How many fans know which team won the 2008 Olympic Football Tournament? It was actually Argentina with a team which included Lionel Messi and Javier Mascherano.

This issue goes to the very heart of the structure of football in Great Britain.

The four British associations have a privileged place in world football by having separate identities in UEFA and FIFA although they are all politically part of the United Kingdom.

They are however the founder members of the International Football Association Board, which since 1886 have been responsible for the Laws of the Game, and this gives them a special status.

Another special circumstance is that the British Associations have a FIFA Vice President who is elected for a four year term by the FA, IFA, SFA and FAW.

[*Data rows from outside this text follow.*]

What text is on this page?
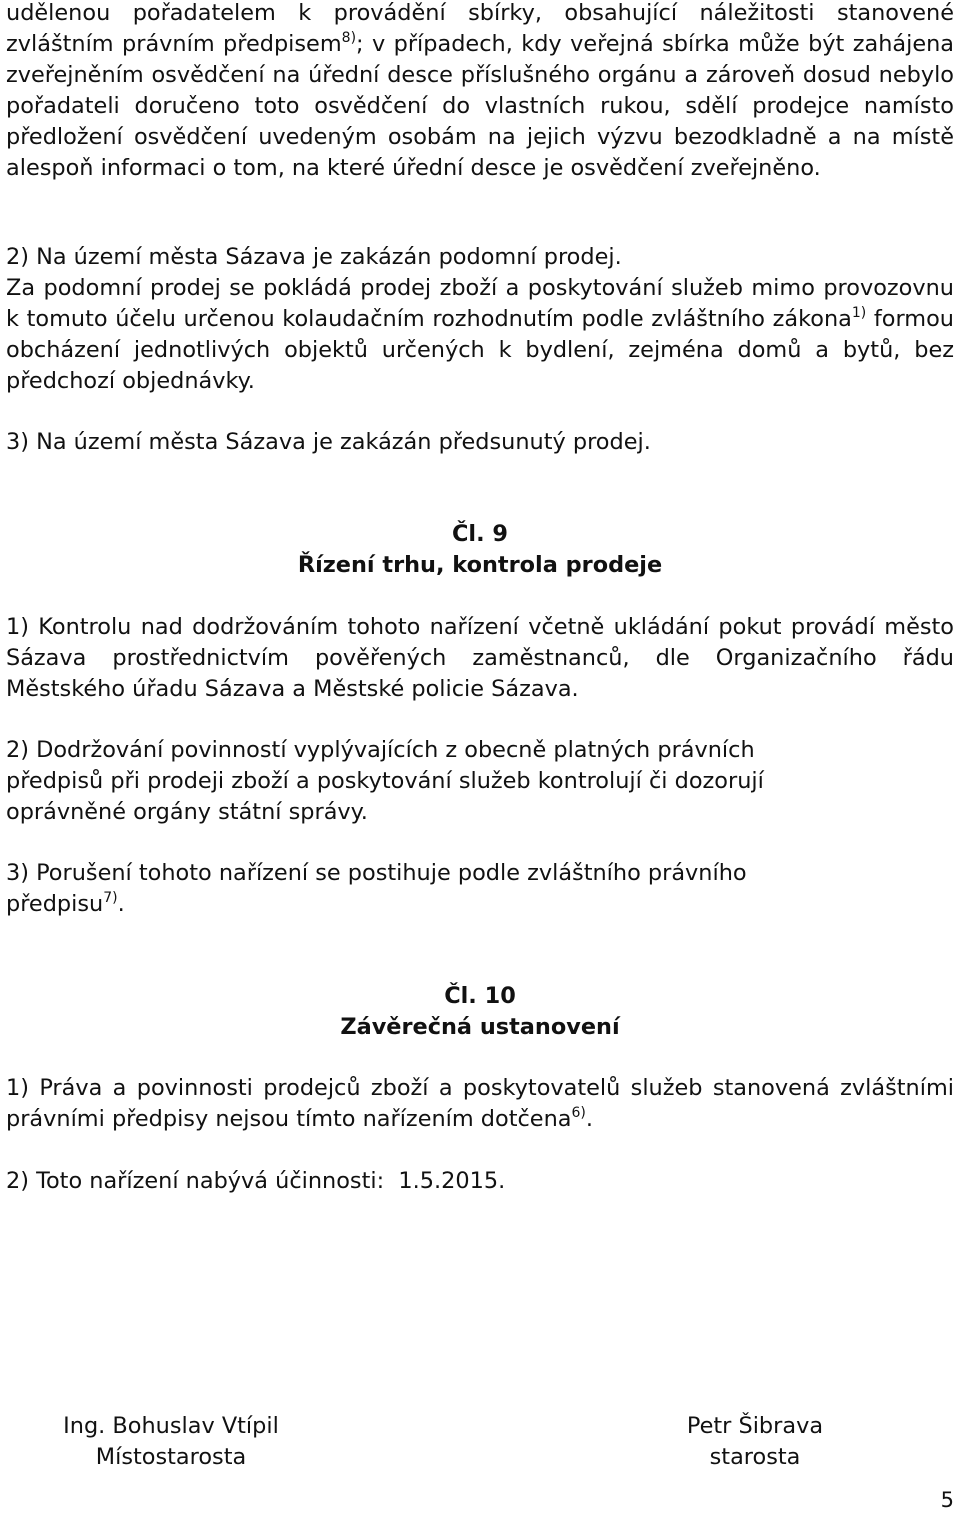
udělenou pořadatelem k provádění sbírky, obsahující náležitosti stanovené zvláštním právním předpisem$^{8)}$; v případech, kdy veřejná sbírka může být zahájena zveřejněním osvědčení na úřední desce příslušného orgánu a zároveň dosud nebylo pořadateli doručeno toto osvědčení do vlastních rukou, sdělí prodejce namísto předložení osvědčení uvedeným osobám na jejich výzvu bezodkladně a na místě alespoň informaci o tom, na které úřední desce je osvědčení zveřejněno.

2) Na území města Sázava je zakázán podomní prodej.

Za podomní prodej se pokládá prodej zboží a poskytování služeb mimo provozovnu k tomuto účelu určenou kolaudačním rozhodnutím podle zvláštního zákona$^{1)}$ formou obcházení jednotlivých objektů určených k bydlení, zejména domů a bytů, bez předchozí objednávky.

3) Na území města Sázava je zakázán předsunutý prodej.

Čl. 9

Řízení trhu, kontrola prodeje

1) Kontrolu nad dodržováním tohoto nařízení včetně ukládání pokut provádí město Sázava prostřednictvím pověřených zaměstnanců, dle Organizačního řádu Městského úřadu Sázava a Městské policie Sázava.

2) Dodržování povinností vyplývajících z obecně platných právních

předpisů při prodeji zboží a poskytování služeb kontrolují či dozorují

oprávněné orgány státní správy.

3) Porušení tohoto nařízení se postihuje podle zvláštního právního

předpisu$^{7)}$.

Čl. 10

Závěrečná ustanovení

1) Práva a povinnosti prodejců zboží a poskytovatelů služeb stanovená zvláštními právními předpisy nejsou tímto nařízením dotčena$^{6)}$.

2) Toto nařízení nabývá účinnosti:  1.5.2015.

Ing. Bohuslav Vtípil
Místostarosta
Petr Šibrava
starosta
5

It is highly unlikely, no impossible, that the Football Association would ever be integrated in to a British FA with one vote in FIFA and a limited number of representatives in the major UEFA competitions.

The FA’s status in European football is too strong for that ever to happen.

In the unstable world of football politics however, these become real threats.

Who would have thought four weeks ago that the Presidents of CONCACAF and AFC would now be suspended by FIFA from all football involvement pending an enquiry by the FIFA Ethics Committee?

The SFA, IFA and FAW are wise to be suspicious of the intrigues of world football today.

The associations of Northern Ireland, Scotland and Wales must resist the Trojan Horse of Olympic representation.